There have been just enough hot sunny days to remind me how much I prefer the shade to sitting, or walking, or doing almost anything in the sun. Shade, that is, with sun round the edges; pools of shade, as under trees, for example. Perhaps I am like a camera film that renders the shady foreground well enough., but can’t handle the light beyond. The image burns out.
The garden is close to monochrome at present, or rather we have so many flowers in the hard-to-name purpley-bluey-lavender-violet range that it looks as though I’ve done it on purpose. They take their cue, it seems, from The Geranium of the Millenium – for surely Rozanne has earned that title.
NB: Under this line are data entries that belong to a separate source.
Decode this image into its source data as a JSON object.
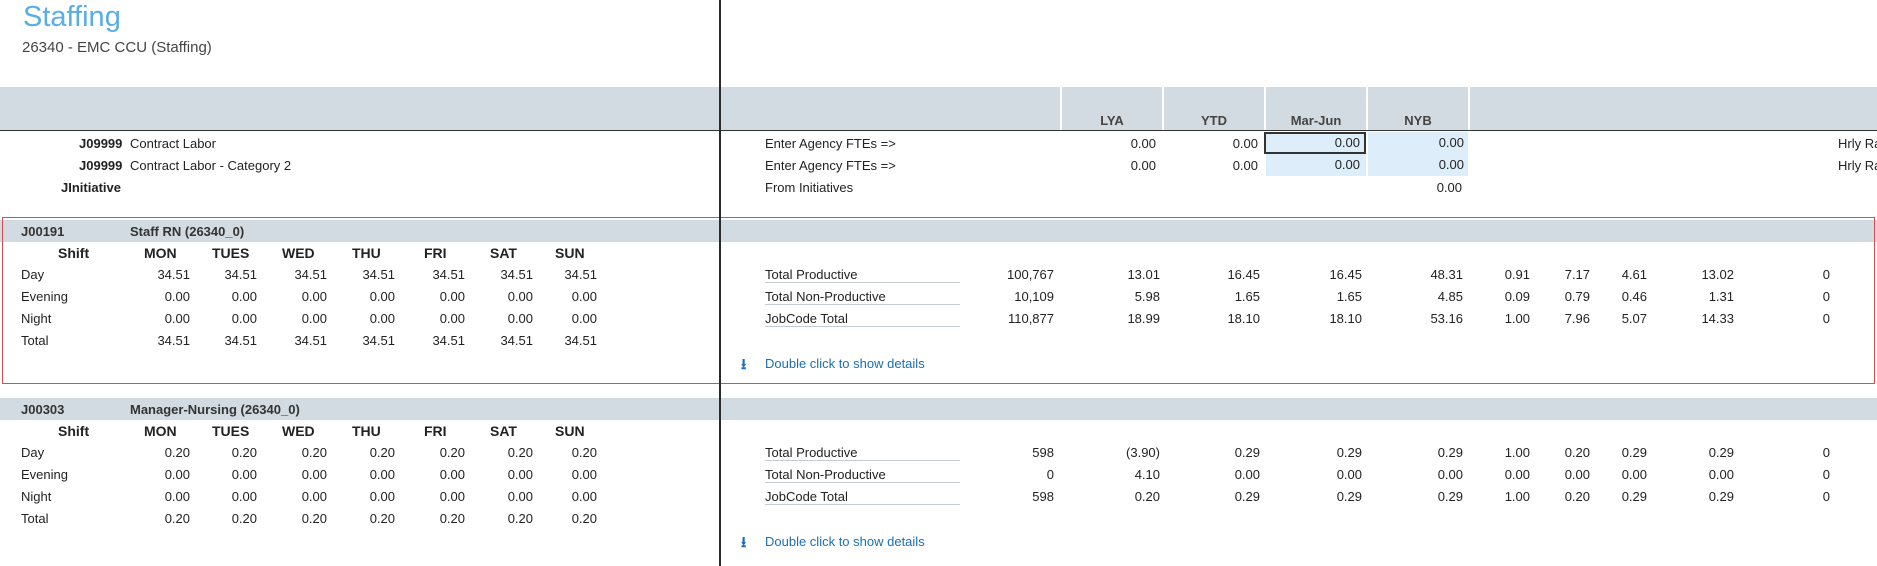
{
  "header": {
    "title": "Staffing",
    "subtitle": "26340 - EMC CCU (Staffing)"
  },
  "columns": [
    "LYA",
    "YTD",
    "Mar-Jun",
    "NYB"
  ],
  "topRows": [
    {
      "code": "J09999",
      "desc": "Contract Labor",
      "label": "Enter Agency FTEs =>",
      "lya": "0.00",
      "ytd": "0.00",
      "marjun": "0.00",
      "nyb": "0.00",
      "right": "Hrly Ra"
    },
    {
      "code": "J09999",
      "desc": "Contract Labor - Category 2",
      "label": "Enter Agency FTEs =>",
      "lya": "0.00",
      "ytd": "0.00",
      "marjun": "0.00",
      "nyb": "0.00",
      "right": "Hrly Ra"
    },
    {
      "code": "JInitiative",
      "label": "From Initiatives",
      "nyb": "0.00"
    }
  ],
  "days": [
    "Shift",
    "MON",
    "TUES",
    "WED",
    "THU",
    "FRI",
    "SAT",
    "SUN"
  ],
  "sections": [
    {
      "code": "J00191",
      "name": "Staff RN (26340_0)",
      "shifts": [
        {
          "name": "Day",
          "vals": [
            "34.51",
            "34.51",
            "34.51",
            "34.51",
            "34.51",
            "34.51",
            "34.51"
          ]
        },
        {
          "name": "Evening",
          "vals": [
            "0.00",
            "0.00",
            "0.00",
            "0.00",
            "0.00",
            "0.00",
            "0.00"
          ]
        },
        {
          "name": "Night",
          "vals": [
            "0.00",
            "0.00",
            "0.00",
            "0.00",
            "0.00",
            "0.00",
            "0.00"
          ]
        },
        {
          "name": "Total",
          "vals": [
            "34.51",
            "34.51",
            "34.51",
            "34.51",
            "34.51",
            "34.51",
            "34.51"
          ]
        }
      ],
      "summary": [
        {
          "label": "Total Productive",
          "vals": [
            "100,767",
            "13.01",
            "16.45",
            "16.45",
            "48.31",
            "0.91",
            "7.17",
            "4.61",
            "13.02",
            "0"
          ]
        },
        {
          "label": "Total Non-Productive",
          "vals": [
            "10,109",
            "5.98",
            "1.65",
            "1.65",
            "4.85",
            "0.09",
            "0.79",
            "0.46",
            "1.31",
            "0"
          ]
        },
        {
          "label": "JobCode Total",
          "vals": [
            "110,877",
            "18.99",
            "18.10",
            "18.10",
            "53.16",
            "1.00",
            "7.96",
            "5.07",
            "14.33",
            "0"
          ]
        }
      ],
      "link": "Double click to show details"
    },
    {
      "code": "J00303",
      "name": "Manager-Nursing (26340_0)",
      "shifts": [
        {
          "name": "Day",
          "vals": [
            "0.20",
            "0.20",
            "0.20",
            "0.20",
            "0.20",
            "0.20",
            "0.20"
          ]
        },
        {
          "name": "Evening",
          "vals": [
            "0.00",
            "0.00",
            "0.00",
            "0.00",
            "0.00",
            "0.00",
            "0.00"
          ]
        },
        {
          "name": "Night",
          "vals": [
            "0.00",
            "0.00",
            "0.00",
            "0.00",
            "0.00",
            "0.00",
            "0.00"
          ]
        },
        {
          "name": "Total",
          "vals": [
            "0.20",
            "0.20",
            "0.20",
            "0.20",
            "0.20",
            "0.20",
            "0.20"
          ]
        }
      ],
      "summary": [
        {
          "label": "Total Productive",
          "vals": [
            "598",
            "(3.90)",
            "0.29",
            "0.29",
            "0.29",
            "1.00",
            "0.20",
            "0.29",
            "0.29",
            "0"
          ]
        },
        {
          "label": "Total Non-Productive",
          "vals": [
            "0",
            "4.10",
            "0.00",
            "0.00",
            "0.00",
            "0.00",
            "0.00",
            "0.00",
            "0.00",
            "0"
          ]
        },
        {
          "label": "JobCode Total",
          "vals": [
            "598",
            "0.20",
            "0.29",
            "0.29",
            "0.29",
            "1.00",
            "0.20",
            "0.29",
            "0.29",
            "0"
          ]
        }
      ],
      "link": "Double click to show details"
    }
  ]
}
You see her everywhere, as you did Verbena bonariensis a year or two ago – and still do in this garden. Come to that their colours are both in the same part of the spectrum.
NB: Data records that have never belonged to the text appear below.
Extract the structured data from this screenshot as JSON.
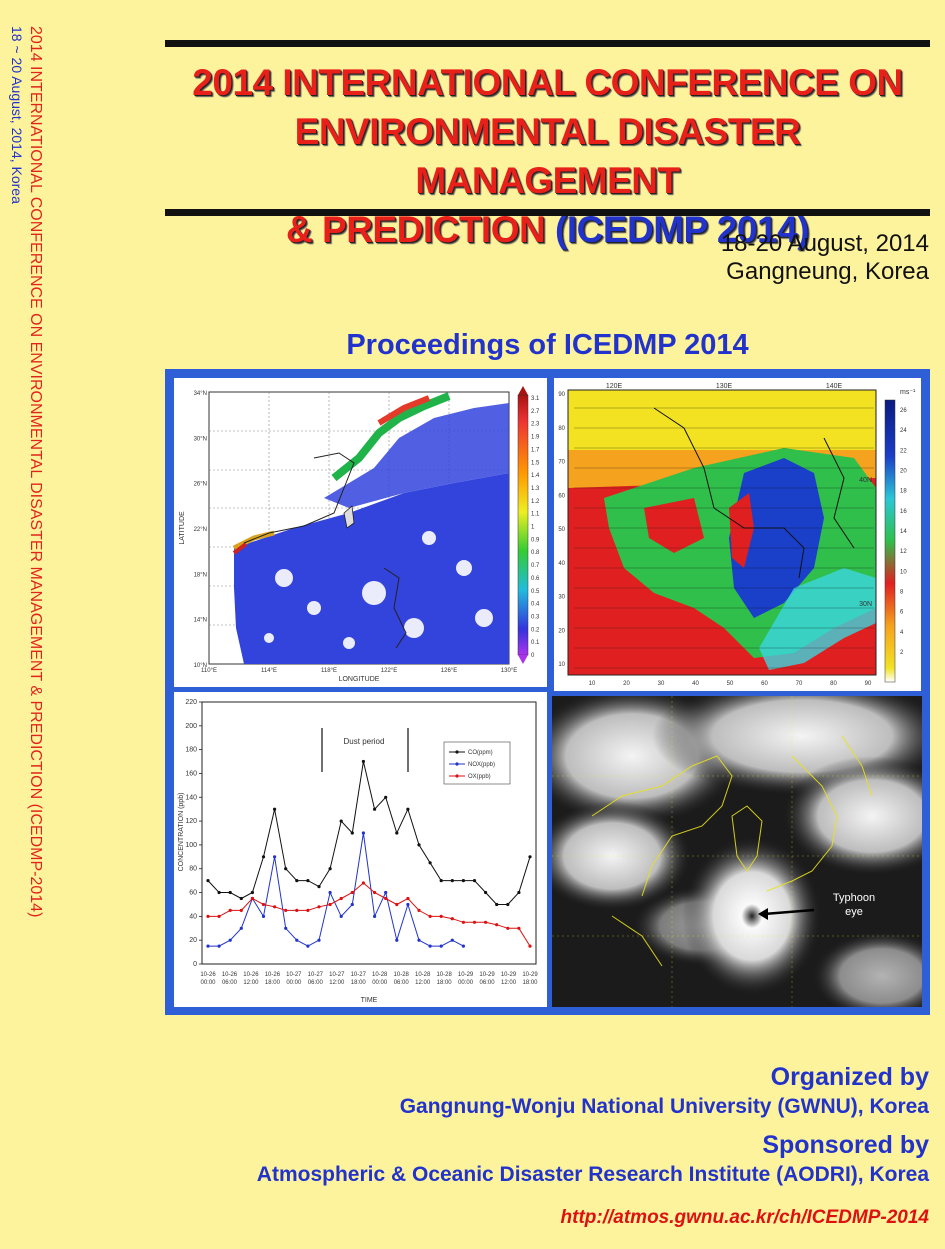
{
  "spine": {
    "line1": "2014 INTERNATIONAL CONFERENCE ON ENVIRONMENTAL DISASTER MANAGEMENT & PREDICTION (ICEDMP-2014)",
    "line2": "18 ~ 20 August, 2014, Korea"
  },
  "title": {
    "line1": "2014 INTERNATIONAL CONFERENCE ON",
    "line2": "ENVIRONMENTAL DISASTER MANAGEMENT",
    "line3_prefix": "& PREDICTION ",
    "line3_acronym": "(ICEDMP 2014)"
  },
  "event": {
    "dates": "18-20 August, 2014",
    "location": "Gangneung, Korea"
  },
  "proceedings_title": "Proceedings of ICEDMP 2014",
  "figures": {
    "map_left": {
      "xlabel": "LONGITUDE",
      "ylabel": "LATITUDE",
      "lon_ticks": [
        "110°E",
        "114°E",
        "118°E",
        "122°E",
        "126°E",
        "130°E"
      ],
      "lat_ticks": [
        "34°N",
        "30°N",
        "26°N",
        "22°N",
        "18°N",
        "14°N",
        "10°N"
      ],
      "colorbar_ticks": [
        "3.1",
        "2.7",
        "2.3",
        "1.9",
        "1.7",
        "1.5",
        "1.4",
        "1.3",
        "1.2",
        "1.1",
        "1",
        "0.9",
        "0.8",
        "0.7",
        "0.6",
        "0.5",
        "0.4",
        "0.3",
        "0.2",
        "0.1",
        "0"
      ]
    },
    "map_right": {
      "top_ticks": [
        "120E",
        "130E",
        "140E"
      ],
      "bottom_ticks": [
        "10",
        "20",
        "30",
        "40",
        "50",
        "60",
        "70",
        "80",
        "90"
      ],
      "left_ticks": [
        "90",
        "80",
        "70",
        "60",
        "50",
        "40",
        "30",
        "20",
        "10"
      ],
      "lat_labels": [
        "40N",
        "30N"
      ],
      "unit": "ms⁻¹",
      "colorbar_ticks": [
        "26",
        "24",
        "22",
        "20",
        "18",
        "16",
        "14",
        "12",
        "10",
        "8",
        "6",
        "4",
        "2"
      ]
    },
    "dust_chart": {
      "dust_period_label": "Dust period",
      "xlabel": "TIME",
      "ylabel": "CONCENTRATION (ppb)",
      "y_ticks": [
        "220",
        "200",
        "180",
        "160",
        "140",
        "120",
        "100",
        "80",
        "60",
        "40",
        "20",
        "0"
      ],
      "x_ticks": [
        "10-26\n00:00",
        "10-26\n06:00",
        "10-26\n12:00",
        "10-26\n18:00",
        "10-27\n00:00",
        "10-27\n06:00",
        "10-27\n12:00",
        "10-27\n18:00",
        "10-28\n00:00",
        "10-28\n06:00",
        "10-28\n12:00",
        "10-28\n18:00",
        "10-29\n00:00",
        "10-29\n06:00",
        "10-29\n12:00",
        "10-29\n18:00"
      ],
      "legend": [
        "CO(ppm)",
        "NOX(ppb)",
        "OX(ppb)"
      ]
    },
    "satellite": {
      "label_line1": "Typhoon",
      "label_line2": "eye"
    }
  },
  "chart_data": {
    "type": "line",
    "title": "",
    "xlabel": "TIME",
    "ylabel": "CONCENTRATION (ppb)",
    "ylim": [
      0,
      220
    ],
    "x": [
      "10-26 00:00",
      "10-26 03:00",
      "10-26 06:00",
      "10-26 09:00",
      "10-26 12:00",
      "10-26 15:00",
      "10-26 18:00",
      "10-26 21:00",
      "10-27 00:00",
      "10-27 03:00",
      "10-27 06:00",
      "10-27 09:00",
      "10-27 12:00",
      "10-27 15:00",
      "10-27 18:00",
      "10-27 21:00",
      "10-28 00:00",
      "10-28 03:00",
      "10-28 06:00",
      "10-28 09:00",
      "10-28 12:00",
      "10-28 15:00",
      "10-28 18:00",
      "10-28 21:00",
      "10-29 00:00",
      "10-29 03:00",
      "10-29 06:00",
      "10-29 09:00",
      "10-29 12:00",
      "10-29 15:00"
    ],
    "series": [
      {
        "name": "CO(ppm)",
        "color": "#111111",
        "values": [
          70,
          60,
          60,
          55,
          60,
          90,
          130,
          80,
          70,
          70,
          65,
          80,
          120,
          110,
          170,
          130,
          140,
          110,
          130,
          100,
          85,
          70,
          70,
          70,
          70,
          60,
          50,
          50,
          60,
          90
        ]
      },
      {
        "name": "NOX(ppb)",
        "color": "#2233cc",
        "values": [
          15,
          15,
          20,
          30,
          55,
          40,
          90,
          30,
          20,
          15,
          20,
          60,
          40,
          50,
          110,
          40,
          60,
          20,
          50,
          20,
          15,
          15,
          20,
          15,
          null,
          null,
          null,
          null,
          null,
          null
        ]
      },
      {
        "name": "OX(ppb)",
        "color": "#dd1111",
        "values": [
          40,
          40,
          45,
          45,
          55,
          50,
          48,
          45,
          45,
          45,
          48,
          50,
          55,
          60,
          68,
          60,
          55,
          50,
          55,
          45,
          40,
          40,
          38,
          35,
          35,
          35,
          33,
          30,
          30,
          15
        ]
      }
    ],
    "legend_position": "top-right",
    "annotation": "Dust period"
  },
  "footer": {
    "organized_label": "Organized by",
    "organizer": "Gangnung-Wonju National University (GWNU), Korea",
    "sponsored_label": "Sponsored by",
    "sponsor": "Atmospheric & Oceanic Disaster Research Institute (AODRI), Korea",
    "url": "http://atmos.gwnu.ac.kr/ch/ICEDMP-2014"
  }
}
So are the little viola that spent the winter in a pot indoors and gamely flowers on in her summer quarters, Campanula persicifolia, a catananche I’ve taken up with, Tulbaghia violacea, which I’m told is rather charmingly known as Society Garlic, and the best of all summer clematis, Perle d’Azur. The newer and smaller Prince Charles is a relatively feeble version of the same colour.
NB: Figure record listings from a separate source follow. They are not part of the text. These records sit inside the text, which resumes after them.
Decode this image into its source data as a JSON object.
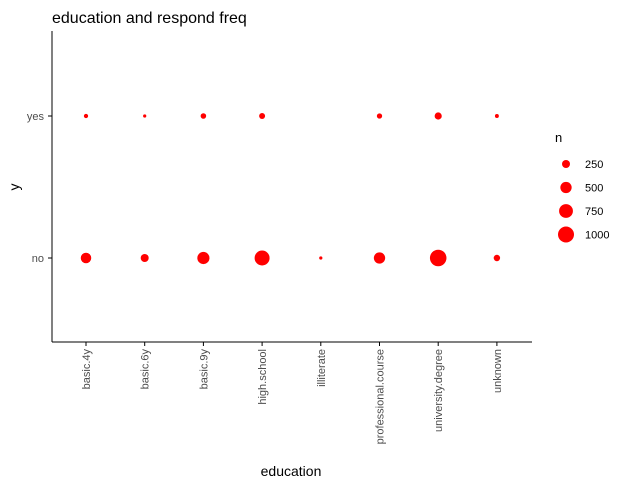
{
  "chart_data": {
    "type": "scatter",
    "title": "education and respond freq",
    "xlabel": "education",
    "ylabel": "y",
    "categories": [
      "basic.4y",
      "basic.6y",
      "basic.9y",
      "high.school",
      "illiterate",
      "professional.course",
      "university.degree",
      "unknown"
    ],
    "y_categories": [
      "no",
      "yes"
    ],
    "points": [
      {
        "x": "basic.4y",
        "y": "yes",
        "n": 70
      },
      {
        "x": "basic.6y",
        "y": "yes",
        "n": 40
      },
      {
        "x": "basic.9y",
        "y": "yes",
        "n": 120
      },
      {
        "x": "high.school",
        "y": "yes",
        "n": 140
      },
      {
        "x": "professional.course",
        "y": "yes",
        "n": 110
      },
      {
        "x": "university.degree",
        "y": "yes",
        "n": 200
      },
      {
        "x": "unknown",
        "y": "yes",
        "n": 60
      },
      {
        "x": "basic.4y",
        "y": "no",
        "n": 430
      },
      {
        "x": "basic.6y",
        "y": "no",
        "n": 250
      },
      {
        "x": "basic.9y",
        "y": "no",
        "n": 580
      },
      {
        "x": "high.school",
        "y": "no",
        "n": 880
      },
      {
        "x": "illiterate",
        "y": "no",
        "n": 5
      },
      {
        "x": "professional.course",
        "y": "no",
        "n": 500
      },
      {
        "x": "university.degree",
        "y": "no",
        "n": 1070
      },
      {
        "x": "unknown",
        "y": "no",
        "n": 160
      }
    ],
    "size_legend": {
      "title": "n",
      "values": [
        250,
        500,
        750,
        1000
      ],
      "labels": [
        "250",
        "500",
        "750",
        "1000"
      ]
    },
    "point_color": "#ff0000",
    "axis_color": "#000000",
    "tick_label_color": "#4d4d4d",
    "grid": false,
    "legend_position": "right"
  }
}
I can’t be held responsible for the roses that flourish high above the wall on our neighbour’s side. They make sure no colour scheme of ours will survive. But do I mind? No, I’m not a schemer at heart, and their Wars of the Roses red and white is a splendid statement. Then on our side there’s Iceberg, Gloire de Dijon, Alister Stella Gray – all our old favourites – and Bantry Bay (perhaps a mistake; pink looks like a compromise).
What astonishes me is how much water everything wants. Above all, of course, the pots. When we go to Wales for two weeks I shall rely entirely on a newly-acquired Aqua-Pod dripper system. The landlord of the corner pub nourishes a lurid display with it. But then he doesn’t take a fortnight off in Wales.